First my list of disclaimers. I'm nobody's idea of a "professional" web developer - or even anyone's idea of a "web developer," for that matter. I run my blog on pre-fab Blogger software, and although I've handcoded all of the handful of pages I've ever made otherwise, it really is only a handful. I've never had to deal with anything truly complicated, abide by corporate standards, etc. Also, I dislike Microsoft as much as the next guy. I run Fedora Core 5 on my desktop, use a G4 Powerbook laptop in class, do all my "word processing" and slide construction in LaTeX, my notetaking in Vim, webbrowsing in Camino, Opera and Firefox, etc. In fact, now that Mac doesn't really support Internet Explorer anymore, I think it's fair to say that I don't use any Microsoft products at all. Finally, since I don't (exactly) have IE, as I said, I didn't actually test the pages I designed for my class in it.

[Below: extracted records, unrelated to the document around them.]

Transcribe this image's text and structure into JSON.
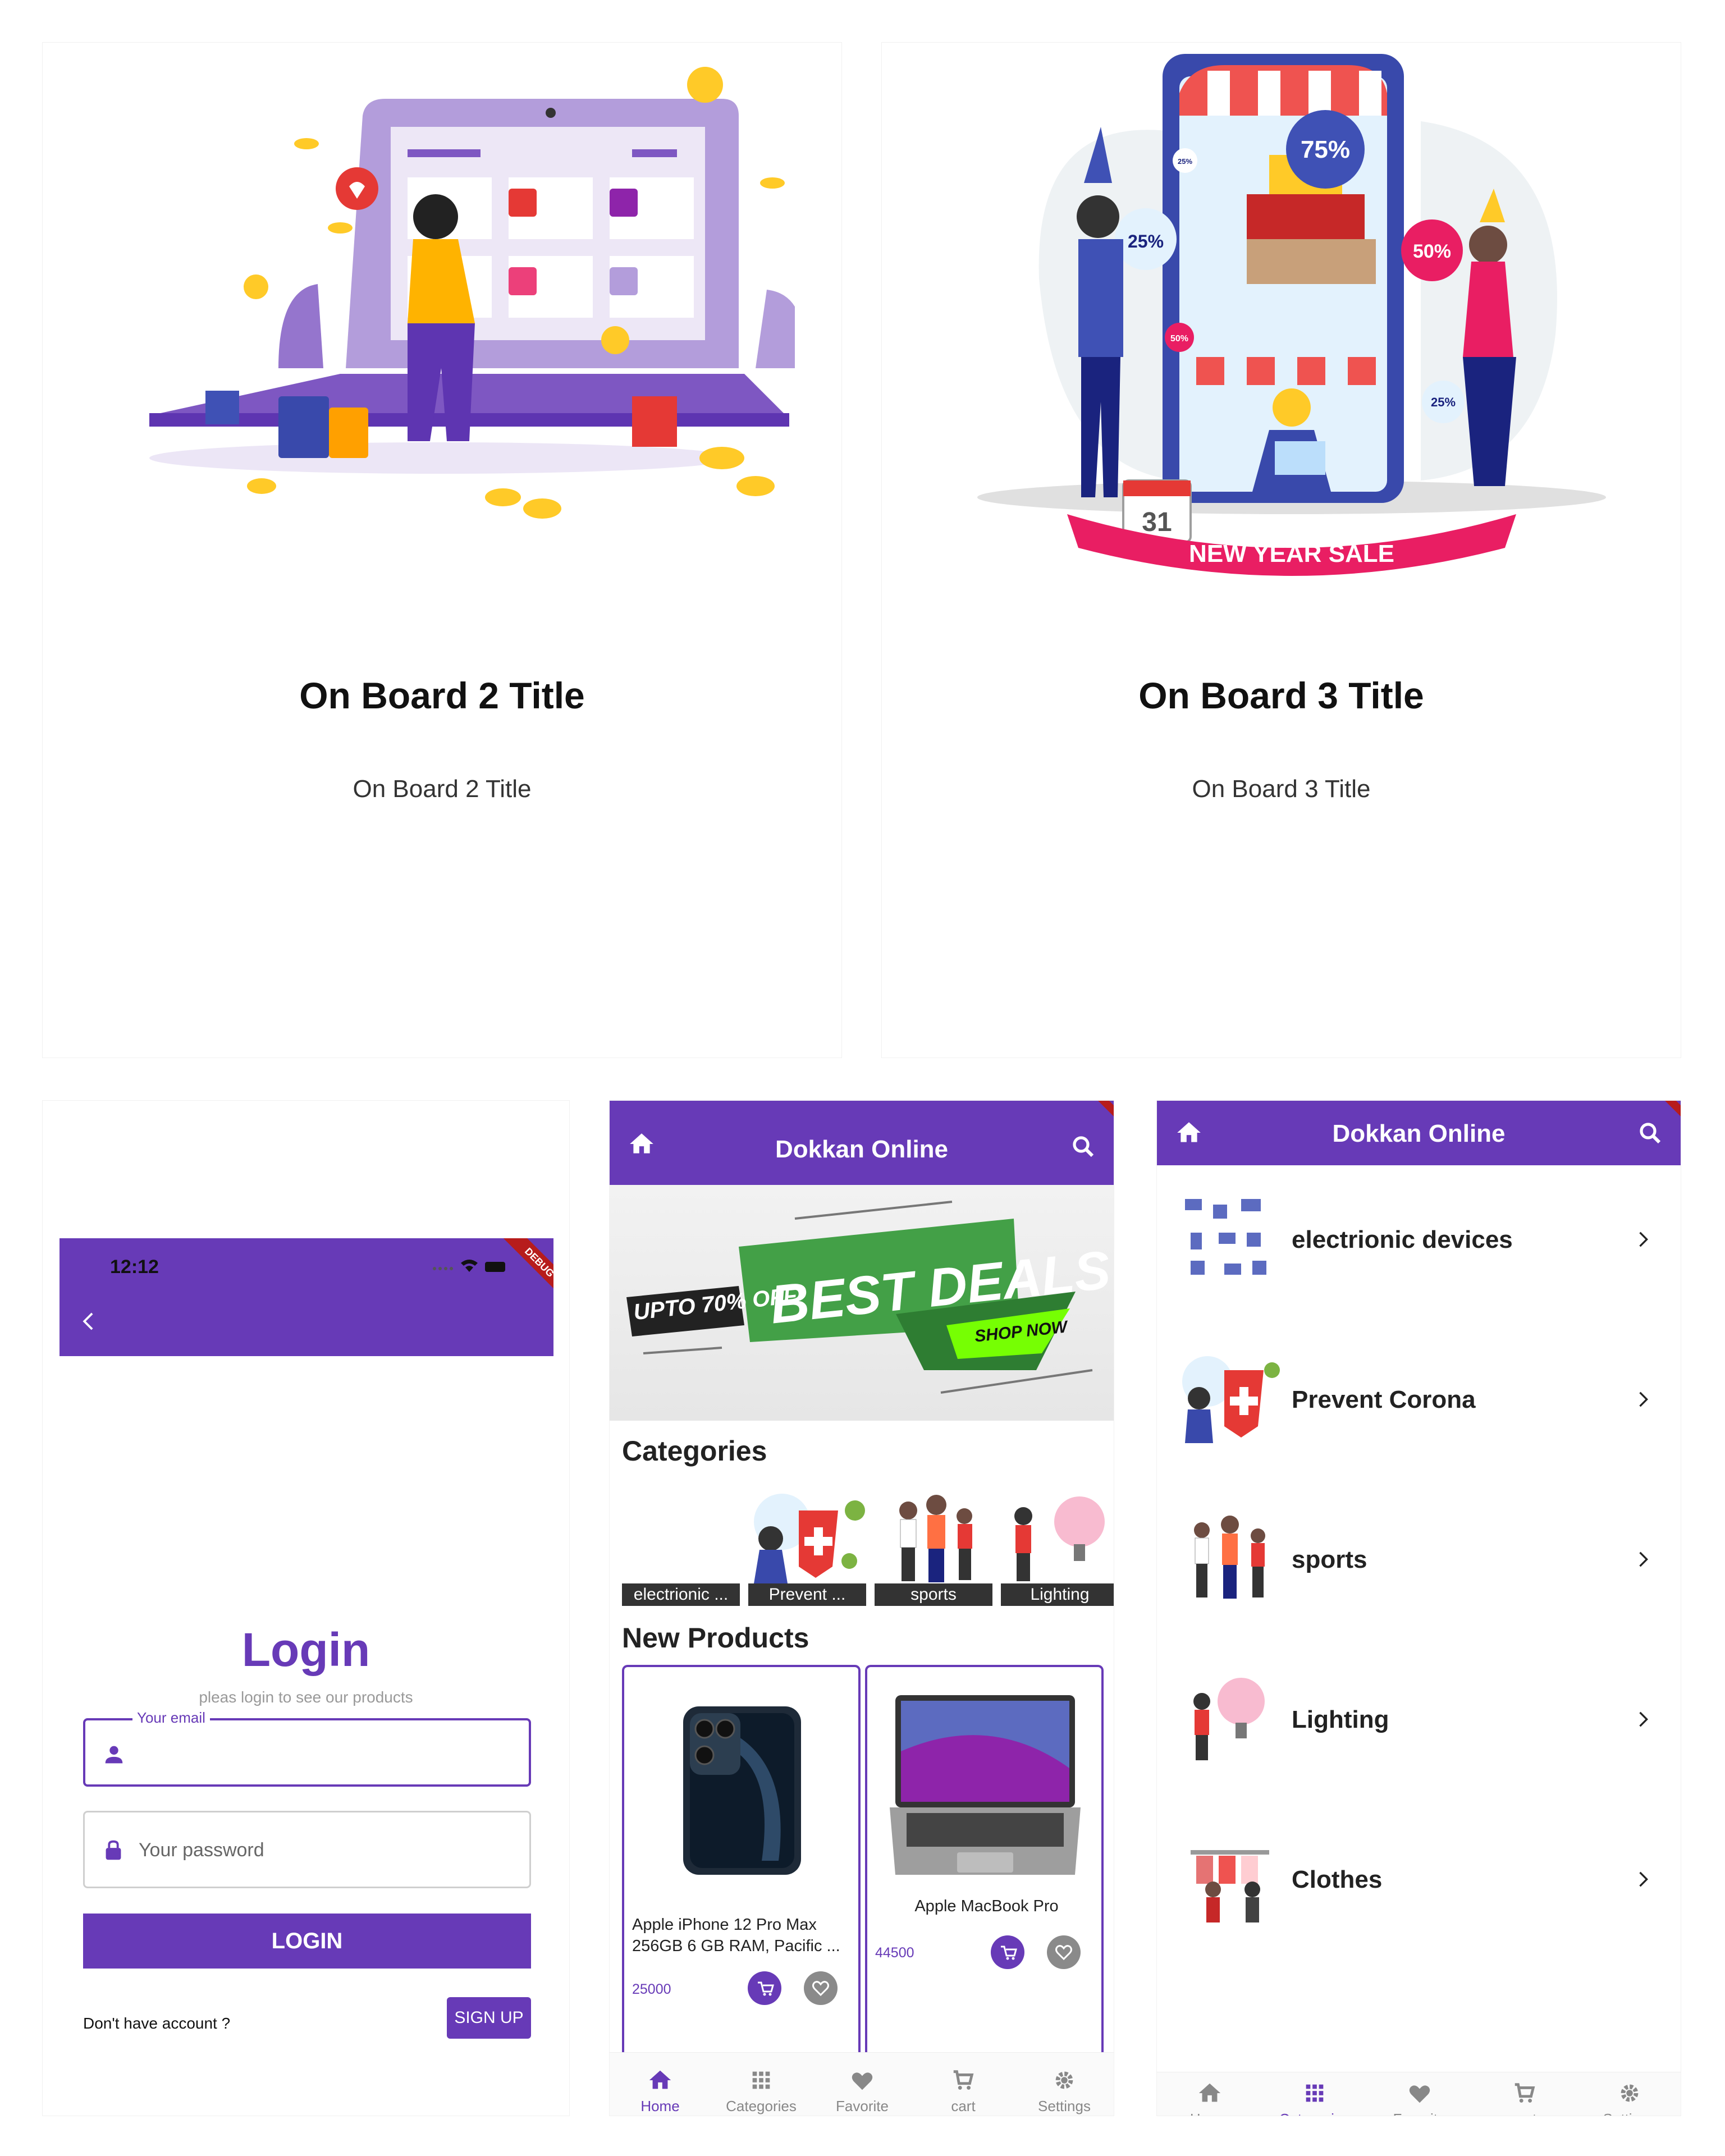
{
  "onboard": [
    {
      "title": "On Board 2 Title",
      "subtitle": "On Board 2 Title"
    },
    {
      "title": "On Board 3 Title",
      "subtitle": "On Board 3 Title",
      "banner": "NEW YEAR SALE",
      "badges": [
        "75%",
        "25%",
        "50%",
        "50%",
        "25%",
        "25%"
      ],
      "calendar_day": "31"
    }
  ],
  "login": {
    "status_time": "12:12",
    "debug": "DEBUG",
    "title": "Login",
    "subtitle": "pleas login to see our products",
    "email_label": "Your email",
    "password_placeholder": "Your password",
    "login_button": "LOGIN",
    "no_account": "Don't have account ?",
    "signup_button": "SIGN UP"
  },
  "home": {
    "app_title": "Dokkan Online",
    "banner": {
      "upto": "UPTO 70% OFF",
      "headline": "BEST DEALS",
      "cta": "SHOP NOW"
    },
    "categories_heading": "Categories",
    "categories": [
      "electrionic ...",
      "Prevent ...",
      "sports",
      "Lighting"
    ],
    "new_products_heading": "New Products",
    "products": [
      {
        "name": "Apple iPhone 12 Pro Max 256GB 6 GB RAM, Pacific ...",
        "price": "25000"
      },
      {
        "name": "Apple MacBook Pro",
        "price": "44500"
      }
    ],
    "nav": [
      "Home",
      "Categories",
      "Favorite",
      "cart",
      "Settings"
    ]
  },
  "categories_screen": {
    "app_title": "Dokkan Online",
    "items": [
      "electrionic devices",
      "Prevent Corona",
      "sports",
      "Lighting",
      "Clothes"
    ],
    "nav": [
      "Home",
      "Categories",
      "Favorite",
      "cart",
      "Settings"
    ]
  },
  "colors": {
    "primary": "#673AB7",
    "grey": "#8a8a8a",
    "debug": "#b71c1c"
  }
}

That all said, I have to say I had a lot of trouble getting the class pages to look right in Firefox. Camino and Opera worked brilliantly. It was straight-ahead Firefox - the "other" browser - that gave me all the trouble. It was because of Firefox, for example, that my Class Schedule page ended up being designed the way it was. Something about the way Firefox handles the "float" style parameter just wasn't working out, and the result is the slightly-less intuitive code I ended up with. While the original version displayed just fine in Camino and Opera, in Firefox the time and class elements wouldn't sit on the same line (not exactly) and sometimes overlapped, one obscuring the other. It didn't take too long to figure it out - but I just sort of wondered whether Firefox isn't a headache too?

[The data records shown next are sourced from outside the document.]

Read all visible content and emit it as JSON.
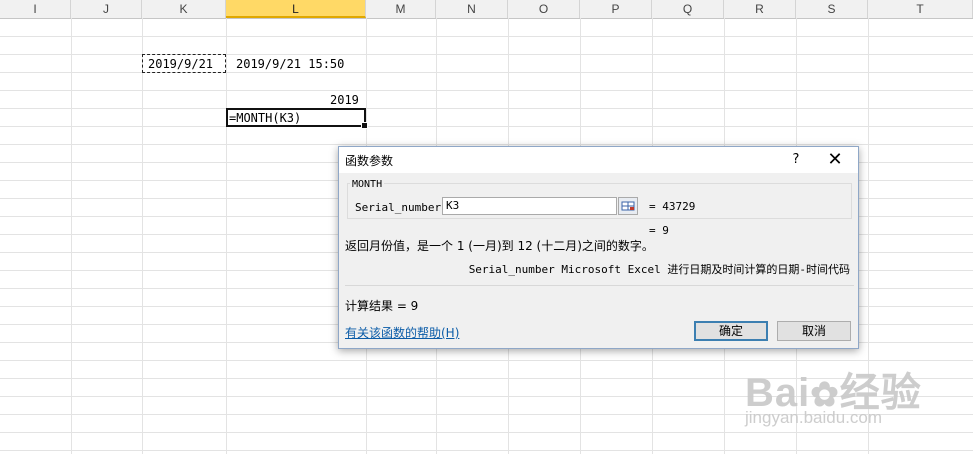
{
  "columns": [
    "I",
    "J",
    "K",
    "L",
    "M",
    "N",
    "O",
    "P",
    "Q",
    "R",
    "S",
    "T"
  ],
  "selected_column": "L",
  "cells": {
    "k1": "2019/9/21",
    "l1": "2019/9/21 15:50",
    "l3": "2019",
    "l4": "=MONTH(K3)"
  },
  "dialog": {
    "title": "函数参数",
    "help": "?",
    "close": "✕",
    "function_name": "MONTH",
    "arg_label": "Serial_number",
    "arg_input": "K3",
    "arg_value": "= 43729",
    "result_inline": "= 9",
    "description": "返回月份值，是一个 1 (一月)到 12 (十二月)之间的数字。",
    "param_description": "Serial_number Microsoft Excel 进行日期及时间计算的日期-时间代码",
    "calc_result": "计算结果 = 9",
    "help_link": "有关该函数的帮助(H)",
    "ok": "确定",
    "cancel": "取消"
  },
  "watermark": {
    "logo": "Bai●经验",
    "url": "jingyan.baidu.com"
  }
}
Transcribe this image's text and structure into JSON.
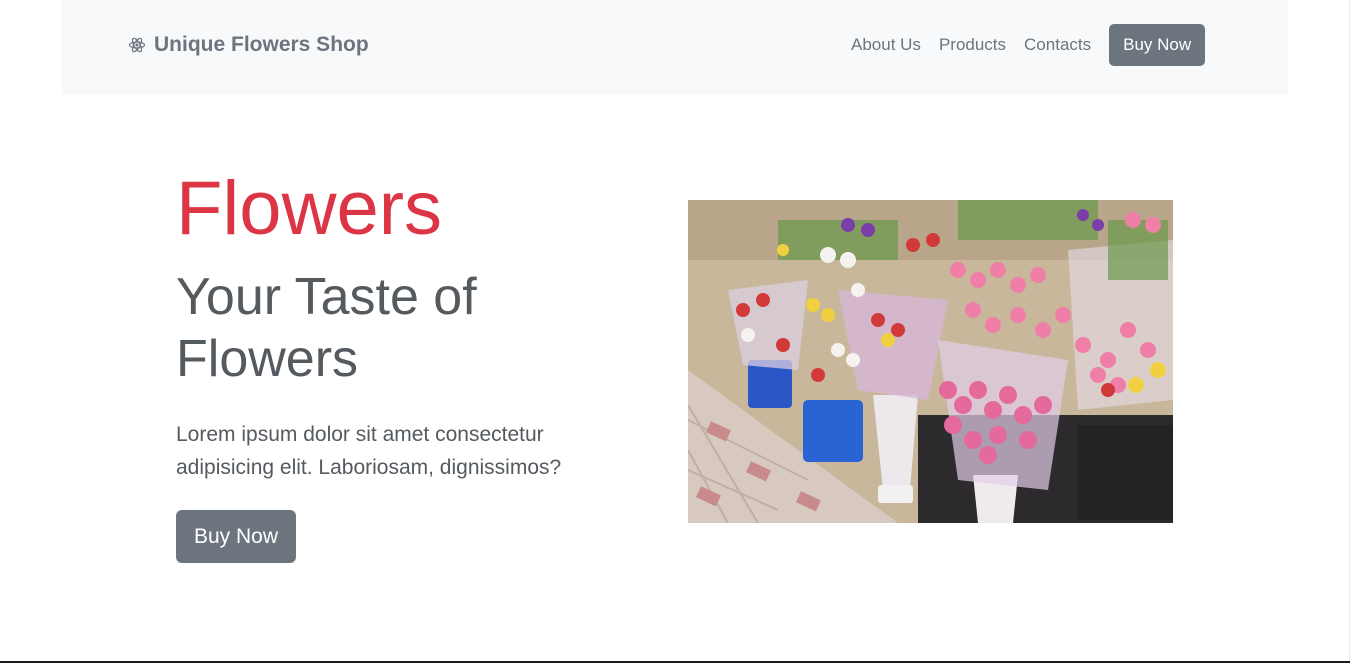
{
  "navbar": {
    "brand_icon": "react-atom-icon",
    "brand": "Unique Flowers Shop",
    "links": [
      "About Us",
      "Products",
      "Contacts"
    ],
    "cta": "Buy Now"
  },
  "hero": {
    "title": "Flowers",
    "subtitle": "Your Taste of Flowers",
    "text": "Lorem ipsum dolor sit amet consectetur adipisicing elit. Laboriosam, dignissimos?",
    "cta": "Buy Now",
    "image_alt": "tulip bouquets in buckets at a flower stall"
  },
  "colors": {
    "accent": "#dc3545",
    "secondary": "#6c757d",
    "navbar_bg": "#f8f9fa",
    "body_text": "#555a5f"
  }
}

Of course, Firefox is free and open source, so picking on it isn't as funny as picking on Internet Explorer. I say that with no sarcasm whatever: when someone gives you something for free, you have less motivation to complain about it than you do when someone charges you for it (though I understand there are interesting psychological experiments that show that sometimes forcing someone to pay for a thing can improve his evaluation of it). Also, since IE has by far the most marketshare, I guess there's not as much pressure to make things Firefox-compliant.

Still, I can't help wondering that, emotional baggage aside, is IE really the hardest browser to code for?

3 Comments:

At 6:26 AM, Blogger Jon said...

Actually the pie chart was just a general joke about how much time is actually spent designing a concept (or in my case doing any serious programming behind the scenes) vs. how much is dealing with formatting, standards and variable browsers.

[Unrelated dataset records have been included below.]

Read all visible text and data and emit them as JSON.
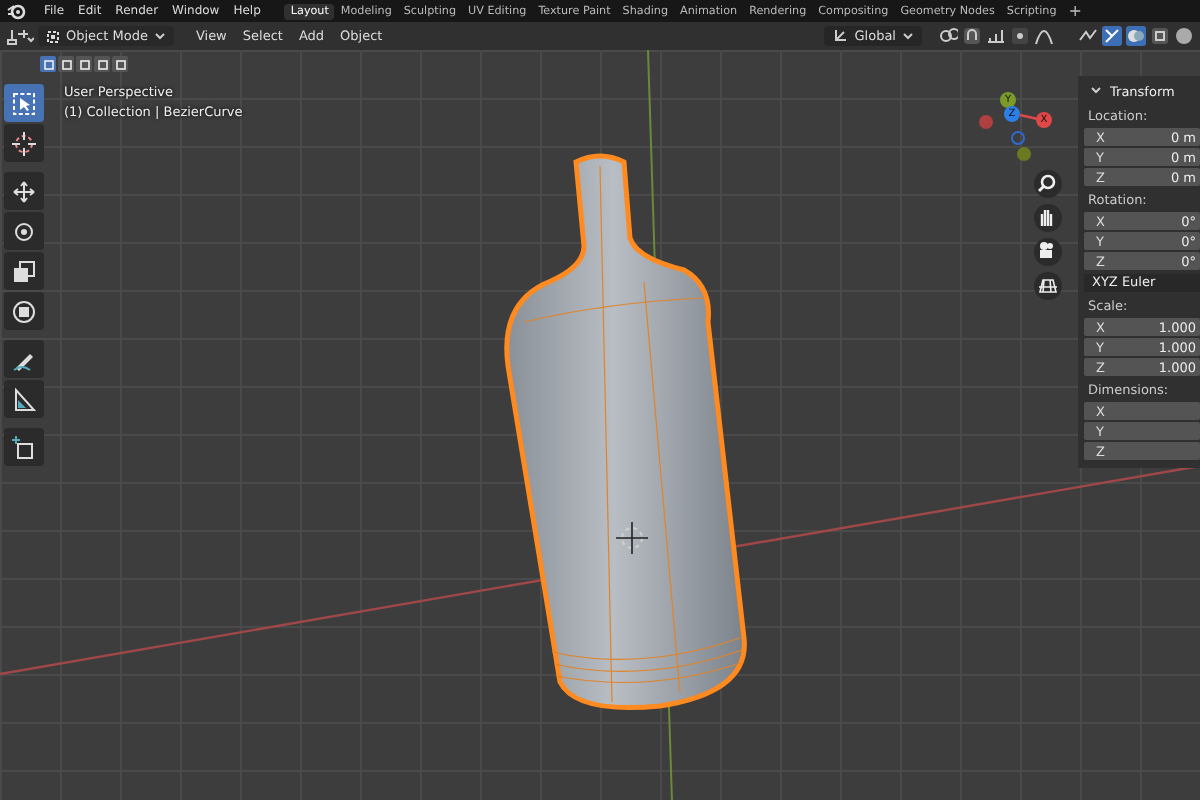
{
  "menu": [
    "File",
    "Edit",
    "Render",
    "Window",
    "Help"
  ],
  "workspaces": [
    {
      "label": "Layout",
      "selected": true
    },
    {
      "label": "Modeling",
      "selected": false
    },
    {
      "label": "Sculpting",
      "selected": false
    },
    {
      "label": "UV Editing",
      "selected": false
    },
    {
      "label": "Texture Paint",
      "selected": false
    },
    {
      "label": "Shading",
      "selected": false
    },
    {
      "label": "Animation",
      "selected": false
    },
    {
      "label": "Rendering",
      "selected": false
    },
    {
      "label": "Compositing",
      "selected": false
    },
    {
      "label": "Geometry Nodes",
      "selected": false
    },
    {
      "label": "Scripting",
      "selected": false
    }
  ],
  "add_workspace": "+",
  "header": {
    "mode": "Object Mode",
    "menus": [
      "View",
      "Select",
      "Add",
      "Object"
    ],
    "orientation": "Global"
  },
  "select_modes": [
    {
      "selected": true
    },
    {
      "selected": false
    },
    {
      "selected": false
    },
    {
      "selected": false
    },
    {
      "selected": false
    }
  ],
  "tools": [
    {
      "kind": "select",
      "selected": true
    },
    {
      "kind": "cursor",
      "selected": false
    },
    {
      "kind": "move",
      "selected": false
    },
    {
      "kind": "rotate",
      "selected": false
    },
    {
      "kind": "scale",
      "selected": false
    },
    {
      "kind": "transform",
      "selected": false
    },
    {
      "kind": "annotate",
      "selected": false
    },
    {
      "kind": "measure",
      "selected": false
    },
    {
      "kind": "add",
      "selected": false
    }
  ],
  "overlay": {
    "view": "User Perspective",
    "object": "(1) Collection | BezierCurve"
  },
  "gizmo": {
    "axes": [
      {
        "label": "Y"
      },
      {
        "label": "Z"
      },
      {
        "label": "X"
      }
    ]
  },
  "panel": {
    "title": "Transform",
    "expanded": true,
    "sections": [
      {
        "label": "Location:",
        "fields": [
          {
            "axis": "X",
            "value": "0 m"
          },
          {
            "axis": "Y",
            "value": "0 m"
          },
          {
            "axis": "Z",
            "value": "0 m"
          }
        ]
      },
      {
        "label": "Rotation:",
        "fields": [
          {
            "axis": "X",
            "value": "0°"
          },
          {
            "axis": "Y",
            "value": "0°"
          },
          {
            "axis": "Z",
            "value": "0°"
          }
        ],
        "mode": "XYZ Euler"
      },
      {
        "label": "Scale:",
        "fields": [
          {
            "axis": "X",
            "value": "1.000"
          },
          {
            "axis": "Y",
            "value": "1.000"
          },
          {
            "axis": "Z",
            "value": "1.000"
          }
        ]
      },
      {
        "label": "Dimensions:",
        "fields": [
          {
            "axis": "X"
          },
          {
            "axis": "Y"
          },
          {
            "axis": "Z"
          }
        ]
      }
    ]
  }
}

Anyway I've had similar problems with Firefox (indeed, the floating). CSS itself (at least CSS 2, which is as much as you can safely use... 3's on its way into the arena, but not a reliable standard) lacks a lot of important layout definitions (particularly having to do with alignment and spacing - why can't you use combos of % and px to get exact-ish positioning? why can't you vertically align in DIVs?... etc).

While Firefox properly handles margins and padding (i.e. if you pad something, it makes its content stand away from the edges, but doesn't increase the object's width), Explorer actually increases the width of the entire object. It's not noticeable in many situations, but if you have an item whose width needs to stay the same for the layout to work, it screws up in IE. You have to use an extra DIV and give it a margin inside of the element that should have been padded instead.

The problem is the Firefox handles some layout aspects like float 'wrong' (in that I feel it's not intuitive), and IE handles things like padding and margins 'wrong', so I'm at a lost with both sometimes unless I use embedded divs and semi-absolute layouts to cheat a little.

For a fun yet frustrating exercise, try designing a three-column layout using CSS and DIVs instead of tables.

(Here's a page that discusses the solution.)

Also fun: check out csszengarden.com for proof that amazing CSS/DIV-based layouts are possible across browsers.

 
At 11:59 AM, Blogger Jon said...

(Oh, and btw: my link is http://jetweedy.com... there's no 'weblog' subdirectory on my site.)

 
At 2:56 PM, Blogger Joshua said...

HA! Sorry about the link to your blog. I thought I had tested that and found a "weblog" subdirectory - but as you say, the link is broken. I'll fix it immediately.

Yes, I only recently started using DIVs and CSS rather than straight-ahead tables - that's what caught my eye about your pie chart. It was because DIVs were so frustrating in Firefox. Of course, I have no way of testing things on IE- but the mismatches between IE and Firefox you describe sound like a GIANT pain.